Central PP and systolic BP are the crude indexes of large artery stiffness, and present as more powerful indictors for the cardiovascular events than periphery ones.20 While there is no non-invasive technique available to directly measure central PP, the most widely used approach is to measure the brachial PP by a sphygmomanometer and then apply the transfer function. However, the premise of using the transfer function is that the characteristics of the vascular system between the two measuring sites are the same in all individuals and under all conditions. Apparently, this is not true since vascular dimension depends on body size, and vascular properties vary with arterial pressure, with age and with treatment.
Measurement of arterial diameter change with respect to the distending pressure
Unlike PWV, which is the measurement of regional arterial stiffness in a certain segment, the measurement of changes in arterial diameter and volume can help evaluate the elasticity of the local artery. Echo tracking system or MRI is performed to acquire local stiffness index like compliance, distensibility, Young's elastic modulus and incremental elastic modulus. Compliance is defined as the change in arterial volume relative to change in pressure while distensibility is analogous to compliance but after normalisation of arterial size. The curvilinear relationship between pressure and diameter is approximated with a logarithmic transformation, resulting in the β index reflecting the stiffness.

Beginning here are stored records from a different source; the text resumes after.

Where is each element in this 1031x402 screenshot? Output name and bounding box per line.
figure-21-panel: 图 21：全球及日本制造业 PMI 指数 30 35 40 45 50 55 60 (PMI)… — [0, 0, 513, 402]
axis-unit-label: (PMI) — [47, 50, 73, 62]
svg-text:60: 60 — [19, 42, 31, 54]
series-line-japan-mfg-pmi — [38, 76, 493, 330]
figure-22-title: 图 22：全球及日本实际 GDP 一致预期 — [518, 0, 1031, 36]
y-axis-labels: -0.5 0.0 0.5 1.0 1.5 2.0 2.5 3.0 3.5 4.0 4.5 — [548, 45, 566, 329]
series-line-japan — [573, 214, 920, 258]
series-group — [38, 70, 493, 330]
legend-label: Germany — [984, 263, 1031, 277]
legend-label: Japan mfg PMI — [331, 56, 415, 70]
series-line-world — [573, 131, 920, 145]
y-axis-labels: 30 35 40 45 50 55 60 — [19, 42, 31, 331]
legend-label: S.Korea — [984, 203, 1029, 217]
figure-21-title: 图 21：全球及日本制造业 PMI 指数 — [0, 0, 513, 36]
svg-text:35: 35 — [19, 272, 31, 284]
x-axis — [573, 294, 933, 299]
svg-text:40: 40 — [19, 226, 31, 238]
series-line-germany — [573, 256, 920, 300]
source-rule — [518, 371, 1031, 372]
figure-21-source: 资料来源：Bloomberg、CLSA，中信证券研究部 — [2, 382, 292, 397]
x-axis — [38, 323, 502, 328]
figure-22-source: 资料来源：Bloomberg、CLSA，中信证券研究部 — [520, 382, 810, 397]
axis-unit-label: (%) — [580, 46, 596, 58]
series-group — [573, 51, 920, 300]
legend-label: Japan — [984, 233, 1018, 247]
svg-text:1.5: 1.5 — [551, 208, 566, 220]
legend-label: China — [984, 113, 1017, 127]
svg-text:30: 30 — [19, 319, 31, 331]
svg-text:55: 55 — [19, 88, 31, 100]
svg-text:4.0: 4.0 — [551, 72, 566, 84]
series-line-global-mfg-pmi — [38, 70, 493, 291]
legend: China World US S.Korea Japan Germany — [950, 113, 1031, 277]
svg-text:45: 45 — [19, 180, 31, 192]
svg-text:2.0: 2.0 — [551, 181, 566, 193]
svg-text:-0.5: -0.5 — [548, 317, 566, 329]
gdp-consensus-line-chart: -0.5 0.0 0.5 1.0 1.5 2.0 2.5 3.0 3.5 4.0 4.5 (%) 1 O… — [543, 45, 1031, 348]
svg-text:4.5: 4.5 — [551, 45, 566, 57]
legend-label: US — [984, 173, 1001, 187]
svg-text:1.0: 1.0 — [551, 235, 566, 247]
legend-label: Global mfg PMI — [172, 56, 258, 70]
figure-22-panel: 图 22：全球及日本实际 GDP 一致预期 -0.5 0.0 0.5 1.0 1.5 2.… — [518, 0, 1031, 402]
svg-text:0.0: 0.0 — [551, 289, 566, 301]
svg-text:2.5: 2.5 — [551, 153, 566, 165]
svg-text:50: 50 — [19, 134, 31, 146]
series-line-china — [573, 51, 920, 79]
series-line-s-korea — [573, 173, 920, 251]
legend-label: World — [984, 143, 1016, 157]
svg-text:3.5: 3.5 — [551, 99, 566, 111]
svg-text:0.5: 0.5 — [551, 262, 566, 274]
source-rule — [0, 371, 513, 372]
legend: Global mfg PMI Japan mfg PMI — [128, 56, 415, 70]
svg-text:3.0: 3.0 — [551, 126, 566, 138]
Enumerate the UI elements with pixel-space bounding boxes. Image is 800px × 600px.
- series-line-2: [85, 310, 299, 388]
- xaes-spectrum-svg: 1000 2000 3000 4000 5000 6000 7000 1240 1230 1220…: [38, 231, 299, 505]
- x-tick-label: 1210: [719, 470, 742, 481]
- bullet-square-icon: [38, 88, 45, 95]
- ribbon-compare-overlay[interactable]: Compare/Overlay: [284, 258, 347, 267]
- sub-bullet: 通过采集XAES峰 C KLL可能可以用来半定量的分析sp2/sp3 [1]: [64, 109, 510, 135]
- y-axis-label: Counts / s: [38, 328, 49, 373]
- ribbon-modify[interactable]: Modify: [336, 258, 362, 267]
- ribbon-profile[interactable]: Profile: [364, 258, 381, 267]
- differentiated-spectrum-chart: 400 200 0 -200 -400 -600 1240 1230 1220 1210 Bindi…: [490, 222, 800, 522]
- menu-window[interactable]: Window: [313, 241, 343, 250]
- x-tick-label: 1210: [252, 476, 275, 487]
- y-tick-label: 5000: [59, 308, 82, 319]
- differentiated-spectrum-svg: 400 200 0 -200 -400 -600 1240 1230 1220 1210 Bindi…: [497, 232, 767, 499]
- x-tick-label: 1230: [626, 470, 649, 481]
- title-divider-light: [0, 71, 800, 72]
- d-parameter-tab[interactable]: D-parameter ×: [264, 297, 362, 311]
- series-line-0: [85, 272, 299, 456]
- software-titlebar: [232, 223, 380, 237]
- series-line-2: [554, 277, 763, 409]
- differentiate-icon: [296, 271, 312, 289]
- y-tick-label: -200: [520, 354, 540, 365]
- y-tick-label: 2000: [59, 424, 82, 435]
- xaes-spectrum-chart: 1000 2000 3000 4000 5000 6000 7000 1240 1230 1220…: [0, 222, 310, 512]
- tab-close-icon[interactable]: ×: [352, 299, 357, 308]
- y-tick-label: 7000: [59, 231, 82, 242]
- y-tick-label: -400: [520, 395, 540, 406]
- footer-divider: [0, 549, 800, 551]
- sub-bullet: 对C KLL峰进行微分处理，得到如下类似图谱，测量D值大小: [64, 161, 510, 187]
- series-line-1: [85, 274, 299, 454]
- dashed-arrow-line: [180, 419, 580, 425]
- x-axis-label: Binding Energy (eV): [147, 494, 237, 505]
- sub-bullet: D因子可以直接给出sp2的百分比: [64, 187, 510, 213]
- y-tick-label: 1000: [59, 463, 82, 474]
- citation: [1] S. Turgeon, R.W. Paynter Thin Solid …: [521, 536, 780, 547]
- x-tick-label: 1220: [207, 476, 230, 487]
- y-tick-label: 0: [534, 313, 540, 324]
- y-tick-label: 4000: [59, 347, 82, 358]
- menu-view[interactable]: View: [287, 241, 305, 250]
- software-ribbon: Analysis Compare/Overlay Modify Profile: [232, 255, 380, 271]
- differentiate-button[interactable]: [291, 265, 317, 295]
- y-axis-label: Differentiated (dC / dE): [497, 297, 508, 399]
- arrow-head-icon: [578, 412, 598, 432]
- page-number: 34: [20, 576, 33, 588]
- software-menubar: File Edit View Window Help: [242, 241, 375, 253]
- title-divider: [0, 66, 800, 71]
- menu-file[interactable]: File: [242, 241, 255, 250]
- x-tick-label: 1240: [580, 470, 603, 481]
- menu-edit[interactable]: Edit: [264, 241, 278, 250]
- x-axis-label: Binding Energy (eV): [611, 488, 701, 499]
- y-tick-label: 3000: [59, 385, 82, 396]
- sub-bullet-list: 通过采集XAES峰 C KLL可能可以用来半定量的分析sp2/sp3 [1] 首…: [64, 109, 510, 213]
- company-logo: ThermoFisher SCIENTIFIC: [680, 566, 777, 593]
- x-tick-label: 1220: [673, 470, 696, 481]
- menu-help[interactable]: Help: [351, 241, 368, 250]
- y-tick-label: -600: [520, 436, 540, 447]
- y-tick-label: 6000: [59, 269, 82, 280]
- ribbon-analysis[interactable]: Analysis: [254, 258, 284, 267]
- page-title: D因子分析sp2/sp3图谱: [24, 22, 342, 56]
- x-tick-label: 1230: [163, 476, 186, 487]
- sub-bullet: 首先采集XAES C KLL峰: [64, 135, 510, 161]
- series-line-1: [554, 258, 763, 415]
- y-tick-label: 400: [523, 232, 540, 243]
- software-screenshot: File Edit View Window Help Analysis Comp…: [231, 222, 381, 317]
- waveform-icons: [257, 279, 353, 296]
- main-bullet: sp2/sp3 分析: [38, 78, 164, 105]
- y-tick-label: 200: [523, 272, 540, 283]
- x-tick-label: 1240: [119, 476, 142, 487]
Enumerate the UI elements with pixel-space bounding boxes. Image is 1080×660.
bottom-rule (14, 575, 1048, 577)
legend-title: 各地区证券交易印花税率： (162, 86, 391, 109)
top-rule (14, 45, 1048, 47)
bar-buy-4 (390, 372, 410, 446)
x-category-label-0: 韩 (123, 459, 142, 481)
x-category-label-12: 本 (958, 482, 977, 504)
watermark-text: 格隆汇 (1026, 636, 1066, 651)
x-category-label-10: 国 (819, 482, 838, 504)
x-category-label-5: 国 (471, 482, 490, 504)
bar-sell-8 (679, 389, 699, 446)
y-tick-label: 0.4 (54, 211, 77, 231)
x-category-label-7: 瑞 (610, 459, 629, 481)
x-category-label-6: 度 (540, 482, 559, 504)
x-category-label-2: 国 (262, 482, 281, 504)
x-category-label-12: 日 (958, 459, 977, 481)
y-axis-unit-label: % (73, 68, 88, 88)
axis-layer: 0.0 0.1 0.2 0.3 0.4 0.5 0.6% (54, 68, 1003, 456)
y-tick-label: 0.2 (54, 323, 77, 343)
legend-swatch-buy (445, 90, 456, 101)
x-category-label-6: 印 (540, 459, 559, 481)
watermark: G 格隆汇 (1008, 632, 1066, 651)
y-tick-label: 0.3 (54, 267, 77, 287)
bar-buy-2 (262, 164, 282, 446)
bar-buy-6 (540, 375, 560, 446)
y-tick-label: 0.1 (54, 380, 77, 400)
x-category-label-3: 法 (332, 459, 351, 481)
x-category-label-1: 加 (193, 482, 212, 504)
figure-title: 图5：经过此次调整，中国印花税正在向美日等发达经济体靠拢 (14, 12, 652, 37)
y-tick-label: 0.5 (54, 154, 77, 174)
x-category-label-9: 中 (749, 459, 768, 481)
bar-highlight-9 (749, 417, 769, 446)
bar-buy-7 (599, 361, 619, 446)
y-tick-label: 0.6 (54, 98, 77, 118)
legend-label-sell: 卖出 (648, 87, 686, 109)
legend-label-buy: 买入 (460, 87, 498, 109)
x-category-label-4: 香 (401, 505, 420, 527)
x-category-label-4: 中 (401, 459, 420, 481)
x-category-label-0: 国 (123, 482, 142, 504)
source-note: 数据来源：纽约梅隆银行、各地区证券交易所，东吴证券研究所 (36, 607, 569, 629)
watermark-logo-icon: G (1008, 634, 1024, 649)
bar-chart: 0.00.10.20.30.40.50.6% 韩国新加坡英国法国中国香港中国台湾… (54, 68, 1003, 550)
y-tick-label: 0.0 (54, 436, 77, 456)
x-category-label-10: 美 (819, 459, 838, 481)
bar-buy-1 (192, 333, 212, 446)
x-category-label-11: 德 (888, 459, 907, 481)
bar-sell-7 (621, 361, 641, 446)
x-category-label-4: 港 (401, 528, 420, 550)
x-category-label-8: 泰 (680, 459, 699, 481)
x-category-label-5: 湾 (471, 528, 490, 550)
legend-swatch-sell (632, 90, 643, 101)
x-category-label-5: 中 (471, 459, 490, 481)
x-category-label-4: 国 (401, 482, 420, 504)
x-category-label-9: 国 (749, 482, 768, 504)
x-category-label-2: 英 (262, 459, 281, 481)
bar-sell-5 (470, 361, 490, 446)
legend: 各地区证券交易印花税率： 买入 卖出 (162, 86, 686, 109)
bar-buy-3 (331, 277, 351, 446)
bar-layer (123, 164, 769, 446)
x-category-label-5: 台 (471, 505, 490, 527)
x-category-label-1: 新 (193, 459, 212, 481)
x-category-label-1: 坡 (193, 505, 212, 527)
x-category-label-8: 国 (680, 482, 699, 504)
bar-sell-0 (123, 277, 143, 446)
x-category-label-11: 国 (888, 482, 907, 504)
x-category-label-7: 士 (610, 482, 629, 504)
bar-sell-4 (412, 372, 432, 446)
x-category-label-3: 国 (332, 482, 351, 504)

However, the pressure–diameter or pressure–volume relations depend both on the stiffness of the vessel wall and on the vessel geometry including artery size and wall thickness.21 Besides, it requires a high degree of technical expertise and takes longer than measuring PWV. This method is applied more in mechanistic analyses than in epidemiological studies.13
Mechanism of arterial stiffness
Vascular structure, vascular function and BP are the three major components that are involved in arterial stiffness. Factors such as inflammation, oxide stress, the renin-angiotensin-aldosterone system (RAAS) and genetic factors that influence the function of vascular in short term or the structure in long term can induce arterial stiffness.22 ,23
Vascular structure is a major determinant of arterial stiffness. When stiffened vessels were examined microscopically, the change in the property or the distribution could be observed including increased collagen and matrix metalloproteinases (MMPs), fragmented and diminished elastin, abnormal and disorganised endothelium, infiltration of smooth muscle cells, macrophages and mononuclear cells.3
Extracellular matrix remodelling: Scaffolding protein collagen and elastin are closely linked to the strength and elasticity of the vessel. Normally, MMPs play a vital role in regulating the synthesis and degradation of these two proteins. Inflammation, haemodynamic or genetic factors could break the synthesis/degradation balance and raise the ratio of collagen/elastin, thus increasing arterial stiffness.24
Cross-links between collagen and elastin in the arterial wall are significant in providing elasticity and strength to the arteries. Owing to the glycation of proteins, especially collagen, advanced glycation end products (AGEs) are formed, which create excessive cross-links between collagen and consequently induce arterial stiffness.25 AGEs could also influence the stiffness of the artery wall by the receptor-mediated endothelial dysfunction and inflammation process. From a prospective study conducted in patients with early rheumatoid arthritis, arterial stiffness was improved greatly after 12-month treatment of anti-inflammation.26
Smooth muscle cell hypertrophy: Alteration in mechanical aortic wall properties accompany with reduction in compliance and distensibility preceded the development of hypertension in spontaneously hypertensive rats.27 While there was no significant difference in collagen content between young spontaneously hypertensive rats and normotensive rats, the media thickness and cross-sectional area were significantly larger in hypertensive rats. Vascular smooth muscle cell hypertrophy, which is mainly responsible for media thickness, participated in the development of arterial stiffness.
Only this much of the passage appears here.